The advert upkeep spent on acquiring Clash of Clans' current user base is sunk; if those users get out the Supercell ecosystem, they must exist re-acquired. Given that Clash of Clans has spawned an entire cadre of imposter games, the cost of re-acquiring those wayward users has increased over what the company initially paid for them.
With Blast Beach, Supercell is attempting to retain those users by presenting them with a similar nonetheless fundamentally amend experience.

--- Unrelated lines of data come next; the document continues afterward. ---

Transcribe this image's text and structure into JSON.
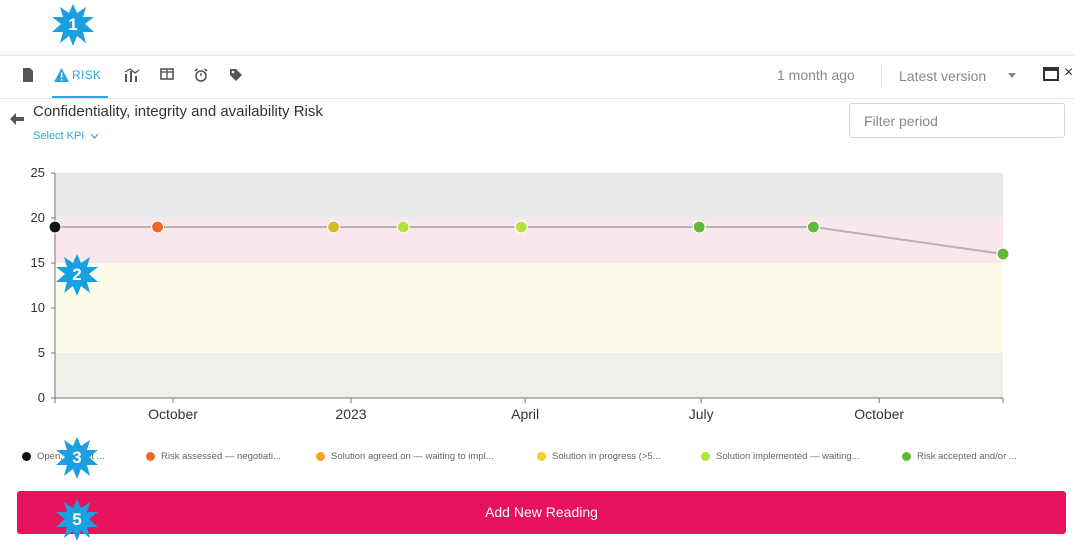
{
  "badges": [
    {
      "label": "1"
    },
    {
      "label": "2"
    },
    {
      "label": "3"
    },
    {
      "label": "5"
    }
  ],
  "toolbar": {
    "active_tab_label": "RISK",
    "icons": [
      "document-icon",
      "warning-icon",
      "bar-chart-icon",
      "table-icon",
      "alarm-icon",
      "tag-icon"
    ],
    "updated_ago": "1 month ago",
    "version_label": "Latest version"
  },
  "header": {
    "title": "Confidentiality, integrity and availability Risk",
    "select_kpi_label": "Select KPI",
    "filter_placeholder": "Filter period"
  },
  "colors": {
    "accent": "#2aa6df",
    "button": "#e6125d",
    "band_top": "#ebebeb",
    "band_high": "#f8e8ee",
    "band_mid": "#fdfbea",
    "band_low": "#eef2ea",
    "line": "#b9b1b6"
  },
  "chart_data": {
    "type": "line",
    "y_ticks": [
      "25",
      "20",
      "15",
      "10",
      "5",
      "0"
    ],
    "ylim": [
      0,
      25
    ],
    "bands": [
      {
        "from": 20,
        "to": 25,
        "color": "#ebebeb"
      },
      {
        "from": 15,
        "to": 20,
        "color": "#f8e8ee"
      },
      {
        "from": 5,
        "to": 15,
        "color": "#fdfbea"
      },
      {
        "from": 0,
        "to": 5,
        "color": "#eef2ea"
      }
    ],
    "x_range": [
      "2022-08-01",
      "2023-12-04"
    ],
    "x_ticks": [
      {
        "label": "October",
        "date": "2022-10-01"
      },
      {
        "label": "2023",
        "date": "2023-01-01"
      },
      {
        "label": "April",
        "date": "2023-04-01"
      },
      {
        "label": "July",
        "date": "2023-07-01"
      },
      {
        "label": "October",
        "date": "2023-10-01"
      }
    ],
    "points": [
      {
        "date": "2022-08-01",
        "y": 19,
        "color": "#111111"
      },
      {
        "date": "2022-09-23",
        "y": 19,
        "color": "#f06a24"
      },
      {
        "date": "2022-12-23",
        "y": 19,
        "color": "#d8b92c"
      },
      {
        "date": "2023-01-28",
        "y": 19,
        "color": "#b5e33a"
      },
      {
        "date": "2023-03-30",
        "y": 19,
        "color": "#b5e33a"
      },
      {
        "date": "2023-06-30",
        "y": 19,
        "color": "#63b739"
      },
      {
        "date": "2023-08-28",
        "y": 19,
        "color": "#63b739"
      },
      {
        "date": "2023-12-04",
        "y": 16,
        "color": "#63b739"
      }
    ]
  },
  "legend": [
    {
      "label": "Open, not yet ...",
      "color": "#111111"
    },
    {
      "label": "Risk assessed — negotiati...",
      "color": "#f06a24"
    },
    {
      "label": "Solution agreed on — waiting to impl...",
      "color": "#f4a420"
    },
    {
      "label": "Solution in progress (>5...",
      "color": "#f3cf2b"
    },
    {
      "label": "Solution implemented — waiting...",
      "color": "#b5e33a"
    },
    {
      "label": "Risk accepted and/or ...",
      "color": "#63b739"
    }
  ],
  "actions": {
    "add_reading_label": "Add New Reading"
  }
}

These users are worth hundreds of millions of dollars per year to Supercell; Supercell is better off giving them exactly what the company knows they desire than rolling the die past cantankerous promoting them into a different game genre. And bold Supercell presides over a sophisticated analytics infrastructure, by releasing Boom Embankment now – rather than waiting until Clash of Clans begins to refuse, which it inevitably will – it tin command the timing of cross promotion and optimize its effectiveness (ie. show ads to the Disharmonism of Clans users most likely to churn).
In releasing Boom Embankment, a game structurally similar to Clash of Clans, Supercell is recognizing that, at some point, even the most engaged players volition leave Clash of Clans. Supercell's faction of highly-monetizing users is the most valuable of whatever mobile game on the market; by releasing a like game with improved-upon mechanics, Supercell ensures that the players that leave Clash of Clans can still remain within its game ecosystem.
To release a new game from a new genre, Supercell would have to be confident that the title would enjoy — relative to the operation of Disharmonism of Clans and taking into consideration the systemic, unremitting increment of mobile marketing costs — some level of increased per-user monetization, broader appeal, or both. Chasing such assumptions is a risk; releasing Boom Embankment is not. It's obvious, then, that Supercell isn't pursuing a broad portfolio strategy — rather, it is recognizing its existing user base as an eminently and exceptionally valuable asset and is choosing, as a course of corporate strategy, to prioritize the preservation, rather than the enlargement, of its customer base.